案の定、04班ギガンテ死亡、ホーク重態(戦闘不能)、とあった。
彼らもただ黙ってやられたわけではないらしく、続いて03班クインテット死亡、アルファ軽傷、とLEDの赤い文字が流れた。
ベイカーは何も言わず、通信機をしまった。
サンライズも、一言も発することなく彼の後に続いた。
吐きそうだった。
それでもやはり、足を止めることができない。
灌木の間から、少し平らになった山頂がみえた。
赤い照明をともしたアンテナが数本、暗く曇った空に伸びている。
さきほどまではっきり見えていた月は今、おぼろに霞んで白っぽい暈を厚くまとっていた。

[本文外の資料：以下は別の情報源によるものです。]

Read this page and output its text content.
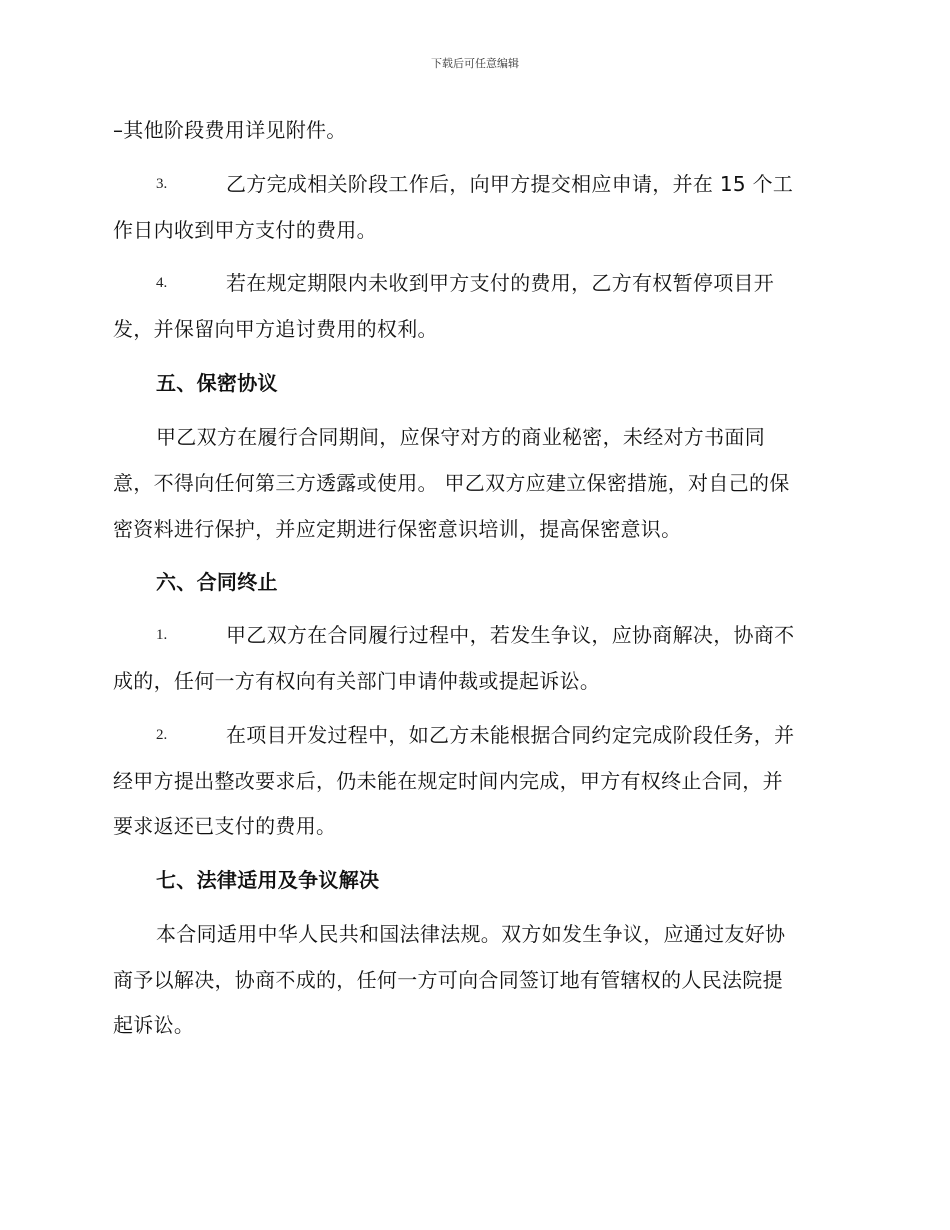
下载后可任意编辑
–其他阶段费用详见附件。
3.	乙方完成相关阶段工作后，向甲方提交相应申请，并在 15 个工
作日内收到甲方支付的费用。
4.	若在规定期限内未收到甲方支付的费用，乙方有权暂停项目开
发，并保留向甲方追讨费用的权利。
五、保密协议
甲乙双方在履行合同期间，应保守对方的商业秘密，未经对方书面同
意，不得向任何第三方透露或使用。 甲乙双方应建立保密措施，对自己的保
密资料进行保护，并应定期进行保密意识培训，提高保密意识。
六、合同终止
1.	甲乙双方在合同履行过程中，若发生争议，应协商解决，协商不
成的，任何一方有权向有关部门申请仲裁或提起诉讼。
2.	在项目开发过程中，如乙方未能根据合同约定完成阶段任务，并
经甲方提出整改要求后，仍未能在规定时间内完成，甲方有权终止合同，并
要求返还已支付的费用。
七、法律适用及争议解决
本合同适用中华人民共和国法律法规。双方如发生争议，应通过友好协
商予以解决，协商不成的，任何一方可向合同签订地有管辖权的人民法院提
起诉讼。
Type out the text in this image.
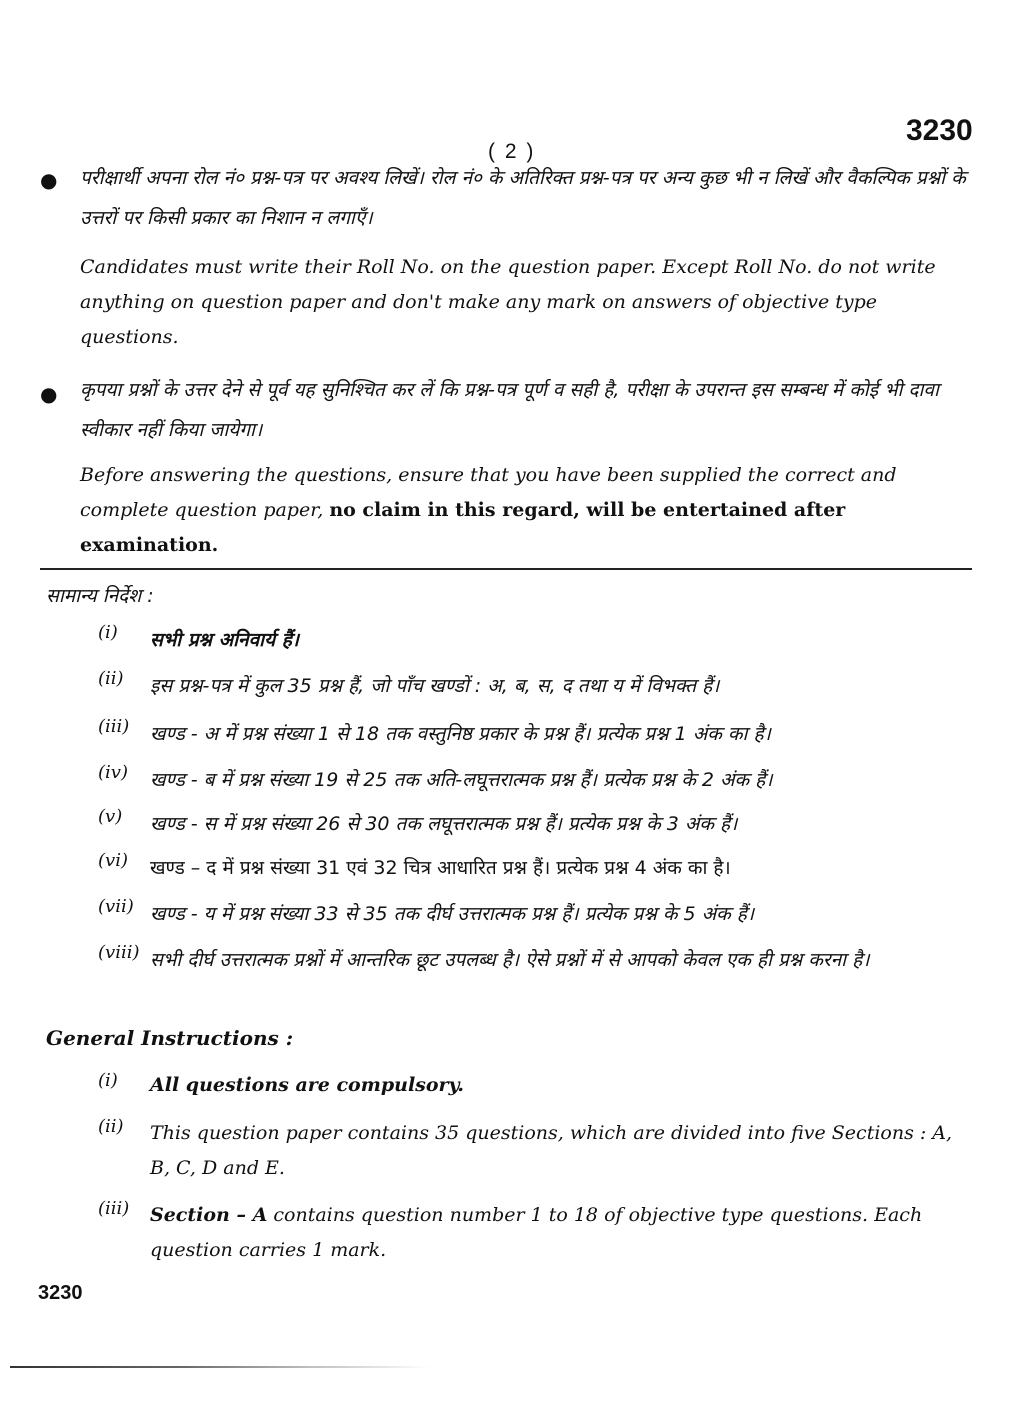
( 2 )
3230
● परीक्षार्थी अपना रोल नं० प्रश्न-पत्र पर अवश्य लिखें। रोल नं० के अतिरिक्त प्रश्न-पत्र पर अन्य कुछ भी न लिखें और वैकल्पिक प्रश्नों के उत्तरों पर किसी प्रकार का निशान न लगाएँ।
Candidates must write their Roll No. on the question paper. Except Roll No. do not write anything on question paper and don't make any mark on answers of objective type questions.
● कृपया प्रश्नों के उत्तर देने से पूर्व यह सुनिश्चित कर लें कि प्रश्न-पत्र पूर्ण व सही है, परीक्षा के उपरान्त इस सम्बन्ध में कोई भी दावा स्वीकार नहीं किया जायेगा।
Before answering the questions, ensure that you have been supplied the correct and complete question paper, no claim in this regard, will be entertained after examination.
सामान्य निर्देश :
(i)	सभी प्रश्न अनिवार्य हैं।
(ii)	इस प्रश्न-पत्र में कुल 35 प्रश्न हैं, जो पाँच खण्डों : अ, ब, स, द तथा य में विभक्त हैं।
(iii)	खण्ड - अ में प्रश्न संख्या 1 से 18 तक वस्तुनिष्ठ प्रकार के प्रश्न हैं। प्रत्येक प्रश्न 1 अंक का है।
(iv)	खण्ड - ब में प्रश्न संख्या 19 से 25 तक अति-लघूत्तरात्मक प्रश्न हैं। प्रत्येक प्रश्न के 2 अंक हैं।
(v)	खण्ड - स में प्रश्न संख्या 26 से 30 तक लघूत्तरात्मक प्रश्न हैं। प्रत्येक प्रश्न के 3 अंक हैं।
(vi)	खण्ड – द में प्रश्न संख्या 31 एवं 32 चित्र आधारित प्रश्न हैं। प्रत्येक प्रश्न 4 अंक का है।
(vii) खण्ड - य में प्रश्न संख्या 33 से 35 तक दीर्घ उत्तरात्मक प्रश्न हैं। प्रत्येक प्रश्न के 5 अंक हैं।
(viii) सभी दीर्घ उत्तरात्मक प्रश्नों में आन्तरिक छूट उपलब्ध है। ऐसे प्रश्नों में से आपको केवल एक ही प्रश्न करना है।
General Instructions :
(i)	All questions are compulsory.
(ii)	This question paper contains 35 questions, which are divided into five Sections : A, B, C, D and E.
(iii)	Section – A contains question number 1 to 18 of objective type questions. Each question carries 1 mark.
3230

頂上に、鉄筋コンクリート3階建てのビルがあるのだという。
その建物のどこかに、今回のゴールポイントが隠されている。
ポイントは三ヶ所設定されているが、そのうち二ヶ所はダミー、本物は一つきりだった。
どこかから叫び声があがり、銃声がした。ベイカーとサンライズは反射的に伏せる。
しばらくその姿勢のままでいたところに、また通信機に連絡。
01班フリーウェイ死亡、02班ジャッカルとゾディアック軽傷。
建物の周囲ですでに戦闘が始まっているらしい。
しかしゾディアックはまだ残っている。サンライズにとって、それは吉報でもあり、凶報でもあった。
日付がいつの間にか変わっていた。00:09。
残ったのは、01班がカンサス一人、02班がゾディアックとジャッカルの二人、03班がアルファ。
そして04班がベイカーとサンライズ。
全てが今、間近なゴールに向けて渦を巻くように、いや、燃え盛る松明に抗えない羽虫たちのごとく、ぐいぐいと引き寄せられているのを感じる。
「荷物をここに置いて」
ベイカーが銃を構える。
サンライズも通信機を胸ポケットにおさめて、銃だけ取り上げた。
最後の決戦場へ、彼らは小走りに突入していった。